ARC identification and tissue-specific expression
ARC was identified by Koseki and colleagues during a database search of expressed sequence tags with the aim to identify human cDNAs with homologies to the caspase recruitment domain (CARD) of casapse-9 [1]. A year later, conducting a yeast two hybrid screen for proteins involved in RNA processing, Stoss et al. independently discovered ARC, termed here as muscle-enriched cytoplasmic protein [2]. The human ARC gene (deposited under the name Nol3 in the human genome database) is located on chromosome 16q21-q23 and spans 4 exons and 3 short introns (Fig. 1A). ARC is expressed from exons 2 to 4, yielding a 208 amino acid protein with a calculated molecular mass of 22.6 kD [1, 2]. Stoss et al. also suggested the existence of an alternative splicing product, termed nucleolar protein of 30 kD (Nop30) [2]. Nop30 likewise is believed to be expressed from exons 2 to 4, albeit transcription from exon 2 is frameshifted. Nop30 is a protein of 219 aa with a calculated molecular mass of 24.3 kD and contains an alternative COOH-terminal domain which localizes it exclusively in the nucleoli, where it interacts with splicing factor SRp30c [2]. However, the spliced transcript has so far not been conclusively shown to produce a protein as all data were gathered from experiments employing ectopic Nop30 expression.
Orthologues of human ARC were experimentally also identified on gene or protein level in rattus norvegicus, mus musculus and ovis aries [3–5], with the identification of rat ARC cDNA actually predating the identification of the human ARC protein [3]. Predicted sequences were deposited also for bos taurus and canis lupus familiaris. The ARC gene in mouse (chromosomal location 8 51.0 cM) codes for a 220 aa protein with a calculated mass of 24.5 kD, while no evidence could be found for the expression of additional splice variants, suggesting that a Nop30-like product is unlikely to exist in mice [4]. Rat ARC (chromosomal location 19q11) is composed of 221 aa and has a calculated molecular weight of 24.6 kD [3]. Like in mouse, alternative splice variants of ARC have not been reported. A sequence alignment highlights that the ARC protein sequences are highly conserved between species (Fig. 1B).
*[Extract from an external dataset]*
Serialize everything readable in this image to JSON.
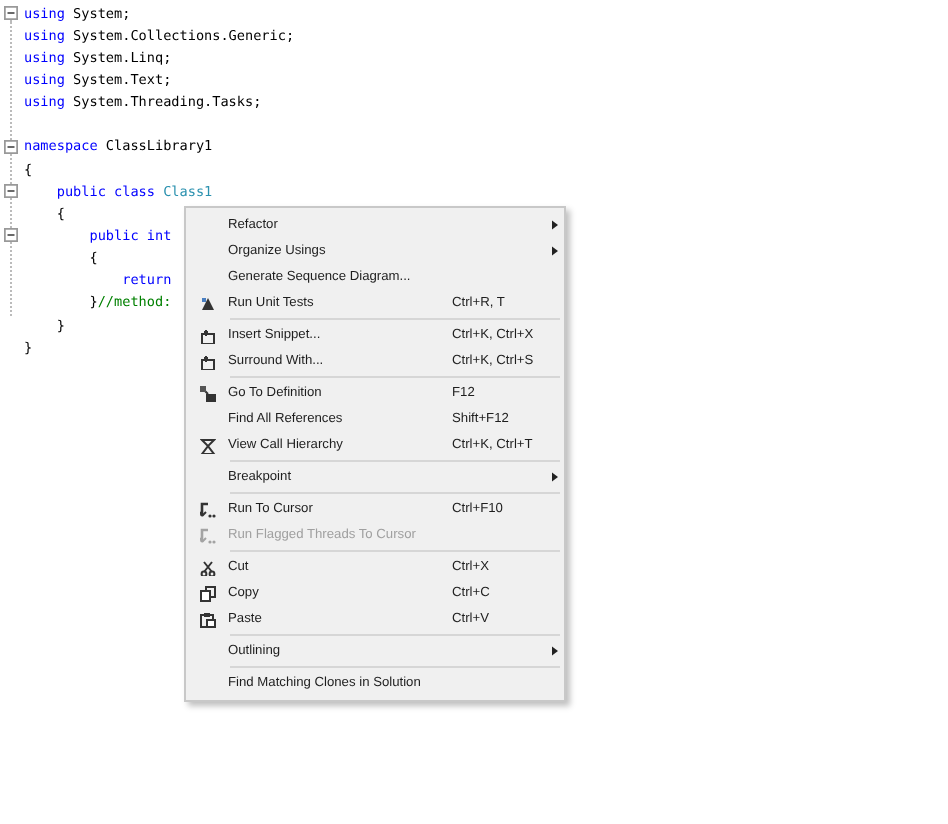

Northern blot analysis of mRNA expression in human tissue showed that ARC is expressed in skeletal muscle and heart tissue, while the transcript was not found in brain, placenta, lung, liver, kidney, pancreas or various lymphoid-haematopoietic tissues [1]. ARC transcripts were also found in rat brain cDNA libraries, and corresponding mRNA species were very prominent in skeletal and cardiac muscle tissue [3]. Correspondingly, high amounts of murine ARC mRNA were found in heart and skeletal muscle, lower amounts in brain and testis, and only residual amounts in lung and kidney tissue, while ARC mRNA was absent in liver and spleen [4].
These patterns largely correspond to protein expression levels, with high ARC levels having been reported in human heart and skeletal muscle tissue, but also reported in brain samples and primary granulosa cells [6–10]. In mice, ARC was found in heart, skeletal muscle, diaphragm and brain tissue [4, 7, 11], while only residual amounts could be detected in kidney samples [12]. Likewise, ARC is highly expressed in rat heart and skeletal muscle as well as in brain tissue, vascular smooth muscle and adrenal gland [9, 13–16], but not in liver, spleen or lung [13, 15, 17].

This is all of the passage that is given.